Mine always opens to English Definition.  I believe it opens to what you used most recently.  I assume it uses cookies to store your last preference.

Do you have cookies turned off in your browser?  That might explain the behavior.

[edit]  Well, I just tested it and it always returns to English Definition for me, no matter what I have it set to when I close the window.  I wonder if it senses your language preference somehow.  I'm looking forward to hearing the answer to this question.


----------



## mkellogg

On the WR homepage?  It will follow your cookie if you have used the dictionary before (and so the cookie would be set to your last dictionary) and your country if not.  The default for Canada is probably French.

So, as James said, make sure that cookies are enabled!


----------



## JamesM

What about on the WordReference forum homepage, Mike?  It seems to revert back each time I visit WRF, but the WordReference home page remembers my setting.

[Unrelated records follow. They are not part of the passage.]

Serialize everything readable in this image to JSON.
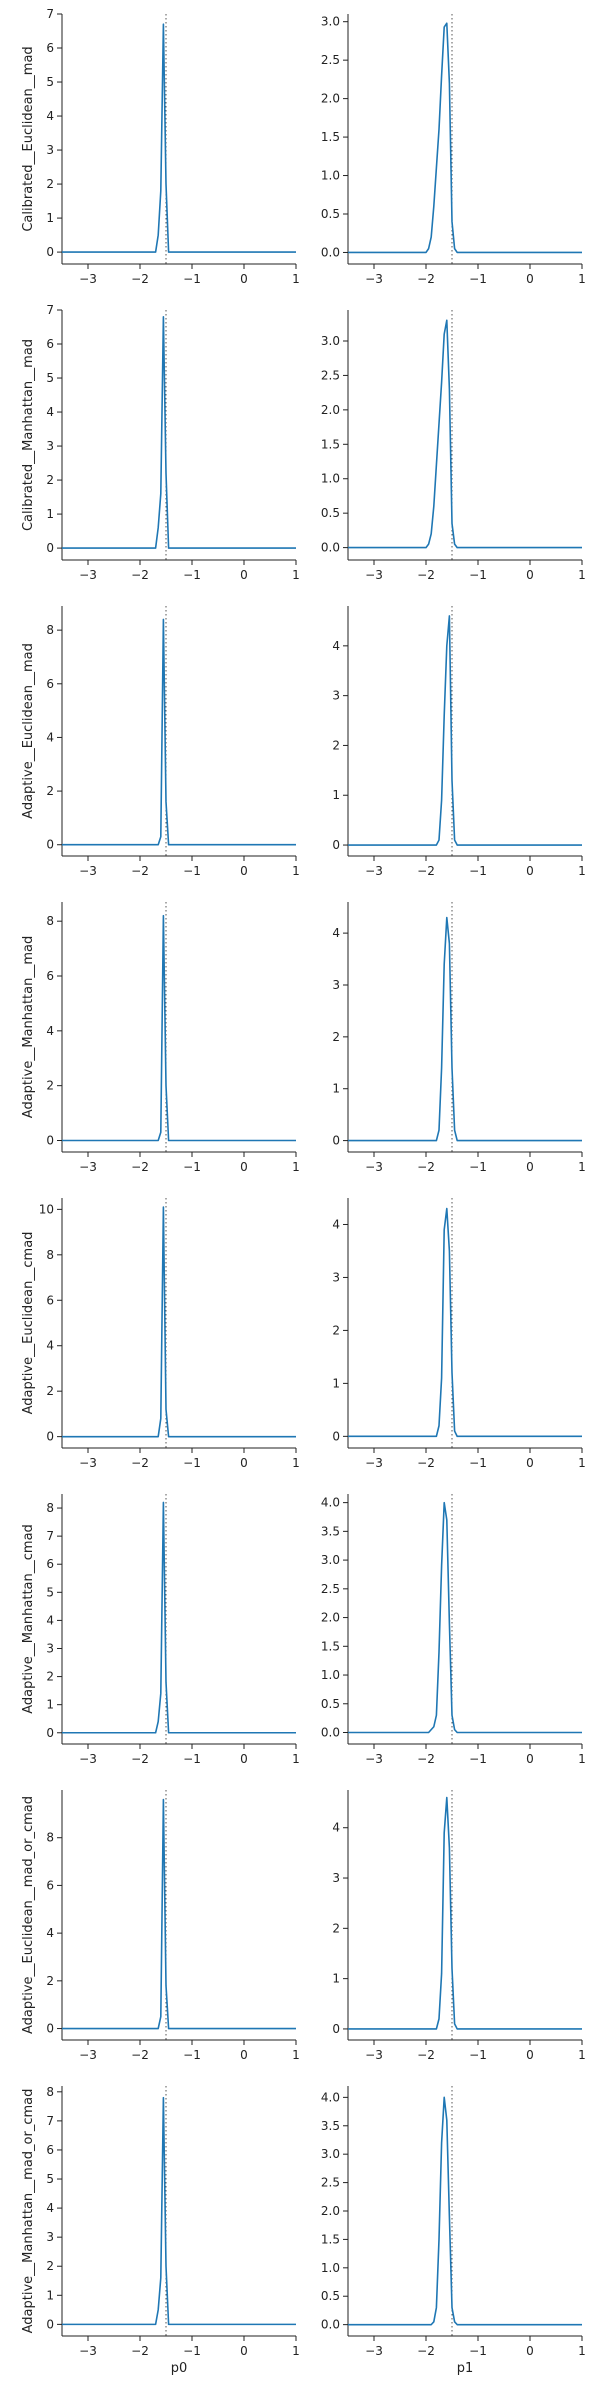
{
  "chart_data": {
    "type": "line",
    "layout": "8 rows x 2 columns of small-multiple density plots",
    "columns": [
      "p0",
      "p1"
    ],
    "series_color": "#1f77b4",
    "reference_line": {
      "x": -1.5,
      "style": "dotted",
      "color": "#555555"
    },
    "xlim": [
      -3.5,
      1.0
    ],
    "xticks": [
      -3,
      -2,
      -1,
      0,
      1
    ],
    "xtick_labels": [
      "−3",
      "−2",
      "−1",
      "0",
      "1"
    ],
    "rows": [
      {
        "ylabel": "Calibrated__Euclidean__mad",
        "panels": [
          {
            "ylim": [
              -0.35,
              7.0
            ],
            "yticks": [
              0,
              1,
              2,
              3,
              4,
              5,
              6,
              7
            ],
            "ytick_labels": [
              "0",
              "1",
              "2",
              "3",
              "4",
              "5",
              "6",
              "7"
            ],
            "x": [
              -3.5,
              -1.7,
              -1.65,
              -1.6,
              -1.55,
              -1.5,
              -1.45,
              -1.4,
              1.0
            ],
            "y": [
              0,
              0,
              0.5,
              1.8,
              6.7,
              2.0,
              0,
              0,
              0
            ]
          },
          {
            "ylim": [
              -0.15,
              3.1
            ],
            "yticks": [
              0,
              0.5,
              1,
              1.5,
              2,
              2.5,
              3
            ],
            "ytick_labels": [
              "0.0",
              "0.5",
              "1.0",
              "1.5",
              "2.0",
              "2.5",
              "3.0"
            ],
            "x": [
              -3.5,
              -2.0,
              -1.95,
              -1.9,
              -1.85,
              -1.8,
              -1.75,
              -1.7,
              -1.65,
              -1.6,
              -1.55,
              -1.5,
              -1.45,
              -1.4,
              1.0
            ],
            "y": [
              0,
              0,
              0.05,
              0.2,
              0.6,
              1.1,
              1.6,
              2.3,
              2.93,
              2.98,
              2.2,
              0.4,
              0.05,
              0,
              0
            ]
          }
        ]
      },
      {
        "ylabel": "Calibrated__Manhattan__mad",
        "panels": [
          {
            "ylim": [
              -0.35,
              7.0
            ],
            "yticks": [
              0,
              1,
              2,
              3,
              4,
              5,
              6,
              7
            ],
            "ytick_labels": [
              "0",
              "1",
              "2",
              "3",
              "4",
              "5",
              "6",
              "7"
            ],
            "x": [
              -3.5,
              -1.7,
              -1.65,
              -1.6,
              -1.55,
              -1.5,
              -1.45,
              -1.4,
              1.0
            ],
            "y": [
              0,
              0,
              0.6,
              1.6,
              6.8,
              2.2,
              0,
              0,
              0
            ]
          },
          {
            "ylim": [
              -0.18,
              3.45
            ],
            "yticks": [
              0,
              0.5,
              1,
              1.5,
              2,
              2.5,
              3
            ],
            "ytick_labels": [
              "0.0",
              "0.5",
              "1.0",
              "1.5",
              "2.0",
              "2.5",
              "3.0"
            ],
            "x": [
              -3.5,
              -2.0,
              -1.95,
              -1.9,
              -1.85,
              -1.8,
              -1.75,
              -1.7,
              -1.65,
              -1.6,
              -1.55,
              -1.5,
              -1.45,
              -1.4,
              1.0
            ],
            "y": [
              0,
              0,
              0.05,
              0.2,
              0.6,
              1.2,
              1.8,
              2.4,
              3.1,
              3.3,
              2.3,
              0.35,
              0.05,
              0,
              0
            ]
          }
        ]
      },
      {
        "ylabel": "Adaptive__Euclidean__mad",
        "panels": [
          {
            "ylim": [
              -0.42,
              8.9
            ],
            "yticks": [
              0,
              2,
              4,
              6,
              8
            ],
            "ytick_labels": [
              "0",
              "2",
              "4",
              "6",
              "8"
            ],
            "x": [
              -3.5,
              -1.65,
              -1.6,
              -1.55,
              -1.5,
              -1.45,
              -1.4,
              1.0
            ],
            "y": [
              0,
              0,
              0.3,
              8.4,
              1.6,
              0,
              0,
              0
            ]
          },
          {
            "ylim": [
              -0.22,
              4.8
            ],
            "yticks": [
              0,
              1,
              2,
              3,
              4
            ],
            "ytick_labels": [
              "0",
              "1",
              "2",
              "3",
              "4"
            ],
            "x": [
              -3.5,
              -1.8,
              -1.75,
              -1.7,
              -1.65,
              -1.6,
              -1.55,
              -1.5,
              -1.45,
              -1.4,
              1.0
            ],
            "y": [
              0,
              0,
              0.1,
              0.9,
              2.6,
              4.0,
              4.6,
              1.3,
              0.1,
              0,
              0
            ]
          }
        ]
      },
      {
        "ylabel": "Adaptive__Manhattan__mad",
        "panels": [
          {
            "ylim": [
              -0.42,
              8.7
            ],
            "yticks": [
              0,
              2,
              4,
              6,
              8
            ],
            "ytick_labels": [
              "0",
              "2",
              "4",
              "6",
              "8"
            ],
            "x": [
              -3.5,
              -1.65,
              -1.6,
              -1.55,
              -1.5,
              -1.45,
              -1.4,
              1.0
            ],
            "y": [
              0,
              0,
              0.3,
              8.2,
              2.0,
              0,
              0,
              0
            ]
          },
          {
            "ylim": [
              -0.22,
              4.6
            ],
            "yticks": [
              0,
              1,
              2,
              3,
              4
            ],
            "ytick_labels": [
              "0",
              "1",
              "2",
              "3",
              "4"
            ],
            "x": [
              -3.5,
              -1.8,
              -1.75,
              -1.7,
              -1.65,
              -1.6,
              -1.55,
              -1.5,
              -1.45,
              -1.4,
              1.0
            ],
            "y": [
              0,
              0,
              0.2,
              1.4,
              3.4,
              4.3,
              3.8,
              1.4,
              0.2,
              0,
              0
            ]
          }
        ]
      },
      {
        "ylabel": "Adaptive__Euclidean__cmad",
        "panels": [
          {
            "ylim": [
              -0.5,
              10.5
            ],
            "yticks": [
              0,
              2,
              4,
              6,
              8,
              10
            ],
            "ytick_labels": [
              "0",
              "2",
              "4",
              "6",
              "8",
              "10"
            ],
            "x": [
              -3.5,
              -1.65,
              -1.6,
              -1.55,
              -1.5,
              -1.45,
              -1.4,
              1.0
            ],
            "y": [
              0,
              0,
              0.8,
              10.1,
              1.2,
              0,
              0,
              0
            ]
          },
          {
            "ylim": [
              -0.22,
              4.5
            ],
            "yticks": [
              0,
              1,
              2,
              3,
              4
            ],
            "ytick_labels": [
              "0",
              "1",
              "2",
              "3",
              "4"
            ],
            "x": [
              -3.5,
              -1.8,
              -1.75,
              -1.7,
              -1.65,
              -1.6,
              -1.55,
              -1.5,
              -1.45,
              -1.4,
              1.0
            ],
            "y": [
              0,
              0,
              0.2,
              1.1,
              3.9,
              4.3,
              3.5,
              1.2,
              0.1,
              0,
              0
            ]
          }
        ]
      },
      {
        "ylabel": "Adaptive__Manhattan__cmad",
        "panels": [
          {
            "ylim": [
              -0.4,
              8.5
            ],
            "yticks": [
              0,
              1,
              2,
              3,
              4,
              5,
              6,
              7,
              8
            ],
            "ytick_labels": [
              "0",
              "1",
              "2",
              "3",
              "4",
              "5",
              "6",
              "7",
              "8"
            ],
            "x": [
              -3.5,
              -1.7,
              -1.65,
              -1.6,
              -1.55,
              -1.5,
              -1.45,
              -1.4,
              1.0
            ],
            "y": [
              0,
              0,
              0.4,
              1.4,
              8.2,
              1.8,
              0,
              0,
              0
            ]
          },
          {
            "ylim": [
              -0.2,
              4.15
            ],
            "yticks": [
              0,
              0.5,
              1,
              1.5,
              2,
              2.5,
              3,
              3.5,
              4
            ],
            "ytick_labels": [
              "0.0",
              "0.5",
              "1.0",
              "1.5",
              "2.0",
              "2.5",
              "3.0",
              "3.5",
              "4.0"
            ],
            "x": [
              -3.5,
              -1.95,
              -1.9,
              -1.85,
              -1.8,
              -1.75,
              -1.7,
              -1.65,
              -1.6,
              -1.55,
              -1.5,
              -1.45,
              -1.4,
              1.0
            ],
            "y": [
              0,
              0,
              0.05,
              0.1,
              0.3,
              1.4,
              2.9,
              4.0,
              3.7,
              1.9,
              0.3,
              0.05,
              0,
              0
            ]
          }
        ]
      },
      {
        "ylabel": "Adaptive__Euclidean__mad_or_cmad",
        "panels": [
          {
            "ylim": [
              -0.48,
              10.0
            ],
            "yticks": [
              0,
              2,
              4,
              6,
              8
            ],
            "ytick_labels": [
              "0",
              "2",
              "4",
              "6",
              "8"
            ],
            "x": [
              -3.5,
              -1.65,
              -1.6,
              -1.55,
              -1.5,
              -1.45,
              -1.4,
              1.0
            ],
            "y": [
              0,
              0,
              0.5,
              9.6,
              1.8,
              0,
              0,
              0
            ]
          },
          {
            "ylim": [
              -0.22,
              4.75
            ],
            "yticks": [
              0,
              1,
              2,
              3,
              4
            ],
            "ytick_labels": [
              "0",
              "1",
              "2",
              "3",
              "4"
            ],
            "x": [
              -3.5,
              -1.8,
              -1.75,
              -1.7,
              -1.65,
              -1.6,
              -1.55,
              -1.5,
              -1.45,
              -1.4,
              1.0
            ],
            "y": [
              0,
              0,
              0.2,
              1.1,
              3.9,
              4.6,
              3.6,
              1.2,
              0.1,
              0,
              0
            ]
          }
        ]
      },
      {
        "ylabel": "Adaptive__Manhattan__mad_or_cmad",
        "panels": [
          {
            "ylim": [
              -0.4,
              8.2
            ],
            "yticks": [
              0,
              1,
              2,
              3,
              4,
              5,
              6,
              7,
              8
            ],
            "ytick_labels": [
              "0",
              "1",
              "2",
              "3",
              "4",
              "5",
              "6",
              "7",
              "8"
            ],
            "x": [
              -3.5,
              -1.7,
              -1.65,
              -1.6,
              -1.55,
              -1.5,
              -1.45,
              -1.4,
              1.0
            ],
            "y": [
              0,
              0,
              0.5,
              1.6,
              7.8,
              2.0,
              0,
              0,
              0
            ]
          },
          {
            "ylim": [
              -0.2,
              4.2
            ],
            "yticks": [
              0,
              0.5,
              1,
              1.5,
              2,
              2.5,
              3,
              3.5,
              4
            ],
            "ytick_labels": [
              "0.0",
              "0.5",
              "1.0",
              "1.5",
              "2.0",
              "2.5",
              "3.0",
              "3.5",
              "4.0"
            ],
            "x": [
              -3.5,
              -1.9,
              -1.85,
              -1.8,
              -1.75,
              -1.7,
              -1.65,
              -1.6,
              -1.55,
              -1.5,
              -1.45,
              -1.4,
              1.0
            ],
            "y": [
              0,
              0,
              0.05,
              0.3,
              1.5,
              3.2,
              4.0,
              3.6,
              1.9,
              0.3,
              0.05,
              0,
              0
            ]
          }
        ]
      }
    ]
  }
}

[edit] My mistake.  Was switching back and forth between browsers, one of which had cookies enabled and the other didn't.


----------



## Melita39

Oh, oh, now it's worse!  I went to cookies and specifically added Word Reference.  Then I closed all Word Reference pages, deleted it from my home page and from my favourites.  I very unfortunately had previously looked up my own name, Melita, in Greek, now now it opens in Greek.  It's all Greek to me!  Melita (honey bee in Greek)


----------



## JamesM

The dictionary is set to Greek?  Just set it to something else, close the browser and start it back up.  It should save the new setting.


----------



## Tunalagatta

If you open the English-Spanish page, then drag the Word Reference tab icon onto your browser's toolbar at the top, the icon will be saved there: it will always open on En-Sp when you click on it, plus it just makes WR really easy to access (I only use Firefox so I don't know how it works with other browsers).


----------



## Melita39

Hi Tunalagatta,  I have Windows XP with Explorer 8 (upgrading to Windows 7 in a few days), and don't seem to have the drag option that you have with Firefox.  However, the problem appears to be fixed now. I again set WR to Eng-Span, then deleted WR from my favorites bar, closed all windows, turned off the computer, cut off a chicken head, read some tea leaves, stuck a needle in a doll, reopened all, opened WR, added WR to favorites bar, and so far so good.   Thanks for all your suggestions. 

Melita


----------